CREST Scholar and Ghosh lab member, Brenda Yu, received the Best Oral Presentation in the Nanoscience category at the 2019 Emerging Researchers National Conference in STEM (ERN). Congratulations, Brenda!
Biophysical Modeling of Nanoparticles for Localized Drug Delivery with Focused Ultrasound
Brenda Yu - University of California, Merced
Co-Author(s): Sunmee Park, Stanford University; Raag D. Airan, Stanford University
"Focused ultrasound (FUS) enables noninvasive modulation of the central nervous system by targeting millimeter-sized regions of the cortical and sub-cortical brain. We have synthesized ultrasound-sensitive nanoparticles (NPs) to encapsulate small, hydrophobic neuromodulators. Recent data has shown that our NPs deliver pharmacological drugs when paired with FUS to the desired region of the brain with targeted accuracy. However, the mechanism of these NPs is unknown. The aim of the study was to create a biophysical model to characterize the NP drug-uncaging behavior and determine their safety in drug delivery. We hypothesized NPs will behave differently than previously known drug carriers while reflecting minimum acoustics after FUS sonication. Adapting a conventional mathematical model of microbubble-ultrasound interactions, we simulated the change of NP size over time with continuous sonication. Microbubbles is a tool used for imaging that fluctuates in size when FUS is applied, a behavior not shown in NPs from prior studies. The in-silico method provided a theoretical understanding of NP behavior by combining concepts of fluid mechanics and thermodynamics to model radii evolution under constant conditions. Preliminary results showed that NPs exhibited no evidence of a detectable size change during vaporization after 2 µs. We then compared the computational predictions with the frequency spectra of acoustic emissions observed during NP sonication in vitro. Blank NPs were injected through plastic tubing to simulate capillary flow and a passive cavitation detector recorded soundwaves reflected during FUS sonication. Initial evidence indicated NPs emitted minimal acoustics, which can be attributed to absorbed frequencies and reduced interactions with surrounding structures after effective drug uncaging. These results underscore the safety of NPs and FUS for targeted drug delivery by characterizing the properties of an unknown drug uncaging mechanism. Future directions include extending the simulation over a longer timeframe to further investigate NP oscillations and measure the structural damage emitted from loaded NPs. This will enable clinical translation and application of a novel neurological technique.

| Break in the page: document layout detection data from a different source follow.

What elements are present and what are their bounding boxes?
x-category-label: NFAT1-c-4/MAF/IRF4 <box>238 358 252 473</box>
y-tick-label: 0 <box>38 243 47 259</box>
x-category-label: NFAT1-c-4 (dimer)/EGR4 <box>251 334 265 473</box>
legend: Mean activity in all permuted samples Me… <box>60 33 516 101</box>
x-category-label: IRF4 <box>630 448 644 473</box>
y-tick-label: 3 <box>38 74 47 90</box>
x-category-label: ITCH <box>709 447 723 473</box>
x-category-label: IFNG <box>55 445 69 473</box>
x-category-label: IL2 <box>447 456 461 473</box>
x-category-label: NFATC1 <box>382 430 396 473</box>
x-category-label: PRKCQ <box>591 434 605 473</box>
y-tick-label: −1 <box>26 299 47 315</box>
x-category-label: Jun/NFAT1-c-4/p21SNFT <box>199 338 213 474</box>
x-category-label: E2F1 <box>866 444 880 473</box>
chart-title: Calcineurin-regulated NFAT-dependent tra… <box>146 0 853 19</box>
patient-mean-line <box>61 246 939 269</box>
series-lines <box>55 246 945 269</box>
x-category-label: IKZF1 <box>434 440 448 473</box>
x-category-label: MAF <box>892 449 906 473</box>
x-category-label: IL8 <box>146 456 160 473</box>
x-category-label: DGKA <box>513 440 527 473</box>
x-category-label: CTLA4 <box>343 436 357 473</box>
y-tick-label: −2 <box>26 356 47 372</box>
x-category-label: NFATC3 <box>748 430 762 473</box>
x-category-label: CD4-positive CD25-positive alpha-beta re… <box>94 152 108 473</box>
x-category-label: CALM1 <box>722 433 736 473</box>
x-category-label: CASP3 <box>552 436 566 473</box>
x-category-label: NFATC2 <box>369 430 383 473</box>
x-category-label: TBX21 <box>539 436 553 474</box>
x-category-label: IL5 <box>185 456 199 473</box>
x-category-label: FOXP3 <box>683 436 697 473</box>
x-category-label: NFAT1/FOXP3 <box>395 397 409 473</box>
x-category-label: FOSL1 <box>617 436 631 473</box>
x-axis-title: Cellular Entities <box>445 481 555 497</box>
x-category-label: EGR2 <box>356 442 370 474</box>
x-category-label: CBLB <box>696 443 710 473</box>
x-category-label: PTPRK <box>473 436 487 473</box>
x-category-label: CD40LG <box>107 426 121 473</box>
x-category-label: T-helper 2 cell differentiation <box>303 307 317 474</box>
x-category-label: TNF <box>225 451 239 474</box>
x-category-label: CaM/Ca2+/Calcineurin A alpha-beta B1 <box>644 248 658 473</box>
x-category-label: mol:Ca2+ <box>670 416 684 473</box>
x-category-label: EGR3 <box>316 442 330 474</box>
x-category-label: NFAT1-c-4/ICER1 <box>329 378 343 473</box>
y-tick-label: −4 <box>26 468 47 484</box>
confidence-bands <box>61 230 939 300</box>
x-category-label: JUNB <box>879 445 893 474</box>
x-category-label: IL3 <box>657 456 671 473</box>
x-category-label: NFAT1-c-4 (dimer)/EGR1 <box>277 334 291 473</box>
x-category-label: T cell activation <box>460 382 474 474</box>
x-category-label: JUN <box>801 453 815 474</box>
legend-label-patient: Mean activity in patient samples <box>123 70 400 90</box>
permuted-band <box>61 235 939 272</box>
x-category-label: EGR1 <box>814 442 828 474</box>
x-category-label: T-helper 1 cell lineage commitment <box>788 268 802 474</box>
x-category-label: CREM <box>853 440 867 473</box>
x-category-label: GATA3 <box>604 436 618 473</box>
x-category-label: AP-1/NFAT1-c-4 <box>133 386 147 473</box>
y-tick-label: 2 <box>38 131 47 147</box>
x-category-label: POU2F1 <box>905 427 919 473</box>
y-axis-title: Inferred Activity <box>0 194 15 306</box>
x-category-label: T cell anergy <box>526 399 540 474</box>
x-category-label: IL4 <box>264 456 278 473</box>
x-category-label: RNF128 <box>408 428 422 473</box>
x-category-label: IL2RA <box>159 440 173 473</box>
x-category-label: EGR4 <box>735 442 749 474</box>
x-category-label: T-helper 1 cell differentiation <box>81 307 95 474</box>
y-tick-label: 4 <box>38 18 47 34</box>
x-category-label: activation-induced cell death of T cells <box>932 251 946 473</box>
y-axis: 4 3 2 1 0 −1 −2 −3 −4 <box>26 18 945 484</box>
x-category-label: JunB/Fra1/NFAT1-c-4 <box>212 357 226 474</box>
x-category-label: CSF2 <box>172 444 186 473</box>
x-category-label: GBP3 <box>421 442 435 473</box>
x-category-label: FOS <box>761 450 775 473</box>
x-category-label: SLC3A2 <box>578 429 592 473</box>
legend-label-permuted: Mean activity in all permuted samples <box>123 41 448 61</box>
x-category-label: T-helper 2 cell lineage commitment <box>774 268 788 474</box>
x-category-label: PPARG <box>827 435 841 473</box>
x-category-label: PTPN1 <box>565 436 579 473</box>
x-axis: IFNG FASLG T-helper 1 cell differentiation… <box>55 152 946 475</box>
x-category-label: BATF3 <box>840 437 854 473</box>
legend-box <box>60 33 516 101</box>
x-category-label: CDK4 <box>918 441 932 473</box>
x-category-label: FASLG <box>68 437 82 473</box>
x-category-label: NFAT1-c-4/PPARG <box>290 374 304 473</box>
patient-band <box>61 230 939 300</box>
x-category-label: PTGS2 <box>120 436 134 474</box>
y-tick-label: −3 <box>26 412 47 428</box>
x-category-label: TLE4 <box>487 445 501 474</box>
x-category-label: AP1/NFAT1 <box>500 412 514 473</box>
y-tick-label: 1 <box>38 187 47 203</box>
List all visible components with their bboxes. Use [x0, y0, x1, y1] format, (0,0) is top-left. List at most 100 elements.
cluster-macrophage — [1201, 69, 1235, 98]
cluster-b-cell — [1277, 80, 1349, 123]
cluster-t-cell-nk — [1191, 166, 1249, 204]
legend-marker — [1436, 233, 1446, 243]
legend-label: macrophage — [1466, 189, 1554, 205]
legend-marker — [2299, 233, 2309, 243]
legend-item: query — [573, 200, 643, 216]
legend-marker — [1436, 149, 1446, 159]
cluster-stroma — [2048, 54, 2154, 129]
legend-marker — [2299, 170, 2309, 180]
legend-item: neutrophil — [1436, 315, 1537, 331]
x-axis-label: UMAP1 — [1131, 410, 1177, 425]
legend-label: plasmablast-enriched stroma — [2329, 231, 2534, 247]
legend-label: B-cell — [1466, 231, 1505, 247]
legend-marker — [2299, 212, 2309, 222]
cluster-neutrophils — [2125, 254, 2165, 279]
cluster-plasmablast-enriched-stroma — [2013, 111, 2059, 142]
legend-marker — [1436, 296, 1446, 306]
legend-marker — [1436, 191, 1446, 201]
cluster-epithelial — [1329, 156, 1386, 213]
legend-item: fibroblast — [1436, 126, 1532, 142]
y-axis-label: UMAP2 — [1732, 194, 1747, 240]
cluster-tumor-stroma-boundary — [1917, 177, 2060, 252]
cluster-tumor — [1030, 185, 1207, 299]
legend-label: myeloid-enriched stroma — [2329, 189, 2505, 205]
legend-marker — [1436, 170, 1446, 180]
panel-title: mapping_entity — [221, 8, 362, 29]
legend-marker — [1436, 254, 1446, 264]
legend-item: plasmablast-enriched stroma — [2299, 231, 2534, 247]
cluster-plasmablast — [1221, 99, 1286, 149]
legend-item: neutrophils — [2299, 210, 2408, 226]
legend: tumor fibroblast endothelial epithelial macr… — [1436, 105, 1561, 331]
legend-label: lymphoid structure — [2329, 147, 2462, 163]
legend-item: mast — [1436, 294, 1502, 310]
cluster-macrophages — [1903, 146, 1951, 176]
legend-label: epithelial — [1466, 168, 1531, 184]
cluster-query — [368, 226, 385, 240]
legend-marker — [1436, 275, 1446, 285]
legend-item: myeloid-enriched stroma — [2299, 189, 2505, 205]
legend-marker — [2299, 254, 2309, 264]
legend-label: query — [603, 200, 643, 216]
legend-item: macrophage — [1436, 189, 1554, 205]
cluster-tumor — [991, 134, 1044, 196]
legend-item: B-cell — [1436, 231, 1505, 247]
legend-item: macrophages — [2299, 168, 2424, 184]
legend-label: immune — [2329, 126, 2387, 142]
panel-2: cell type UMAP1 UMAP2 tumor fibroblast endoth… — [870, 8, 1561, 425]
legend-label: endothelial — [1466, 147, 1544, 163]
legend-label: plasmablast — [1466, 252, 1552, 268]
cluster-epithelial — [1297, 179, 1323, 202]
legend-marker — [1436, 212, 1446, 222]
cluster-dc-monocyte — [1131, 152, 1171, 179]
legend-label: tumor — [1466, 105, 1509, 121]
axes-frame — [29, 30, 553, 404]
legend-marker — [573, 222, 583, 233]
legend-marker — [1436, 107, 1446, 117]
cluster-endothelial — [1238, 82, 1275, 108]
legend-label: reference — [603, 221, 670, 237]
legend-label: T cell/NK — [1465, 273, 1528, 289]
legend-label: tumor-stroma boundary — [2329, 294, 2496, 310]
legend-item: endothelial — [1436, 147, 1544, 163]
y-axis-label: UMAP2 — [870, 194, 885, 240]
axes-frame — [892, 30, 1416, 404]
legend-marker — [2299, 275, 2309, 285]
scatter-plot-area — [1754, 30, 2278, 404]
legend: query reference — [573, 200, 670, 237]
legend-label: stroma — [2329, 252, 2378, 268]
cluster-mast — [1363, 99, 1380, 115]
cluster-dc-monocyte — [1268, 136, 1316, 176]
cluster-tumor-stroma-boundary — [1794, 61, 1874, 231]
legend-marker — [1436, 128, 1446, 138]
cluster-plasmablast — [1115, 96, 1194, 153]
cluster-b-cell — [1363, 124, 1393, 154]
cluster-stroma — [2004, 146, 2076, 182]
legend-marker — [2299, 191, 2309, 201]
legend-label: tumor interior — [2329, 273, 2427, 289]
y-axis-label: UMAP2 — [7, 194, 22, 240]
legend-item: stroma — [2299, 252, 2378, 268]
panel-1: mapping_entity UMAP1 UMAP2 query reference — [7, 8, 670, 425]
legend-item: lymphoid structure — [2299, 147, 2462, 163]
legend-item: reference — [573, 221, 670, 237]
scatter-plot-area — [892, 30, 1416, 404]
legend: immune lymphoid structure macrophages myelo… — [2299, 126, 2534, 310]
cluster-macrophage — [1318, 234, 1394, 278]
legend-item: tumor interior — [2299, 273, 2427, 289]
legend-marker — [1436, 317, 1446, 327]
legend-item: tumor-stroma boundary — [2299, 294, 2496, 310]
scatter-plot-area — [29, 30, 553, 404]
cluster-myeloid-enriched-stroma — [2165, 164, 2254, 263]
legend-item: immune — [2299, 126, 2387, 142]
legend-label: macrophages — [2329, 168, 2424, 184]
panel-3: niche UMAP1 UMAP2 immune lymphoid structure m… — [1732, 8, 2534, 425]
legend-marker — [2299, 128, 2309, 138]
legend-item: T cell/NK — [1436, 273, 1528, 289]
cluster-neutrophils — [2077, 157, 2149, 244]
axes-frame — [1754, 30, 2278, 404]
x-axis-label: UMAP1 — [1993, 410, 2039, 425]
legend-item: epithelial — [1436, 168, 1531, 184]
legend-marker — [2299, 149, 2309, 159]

Funder Acknowledgement(s): This work was funded in part by the NSF-CREST: Center for Cellular and Biomolecular Machines at UC Merced (NSF-HRD-1547848), NIH/NIMH (BRAIN Initiative RF1 MH114252), the American Society for Neuroradiology, the Coulter Foundation, the Amgen Foundation, and the Dana Foundation.
Faculty Advisor: Raag D. Airan, rairan@stanford.edu
Role: I conducted the entirety of the project. I derived the mathematical model from a conventional microbubble model and applied it to the FUS-sensitive nanoparticles. I also collected and analyzed the frequency spectra of acoustic emissions from in vitro sonications."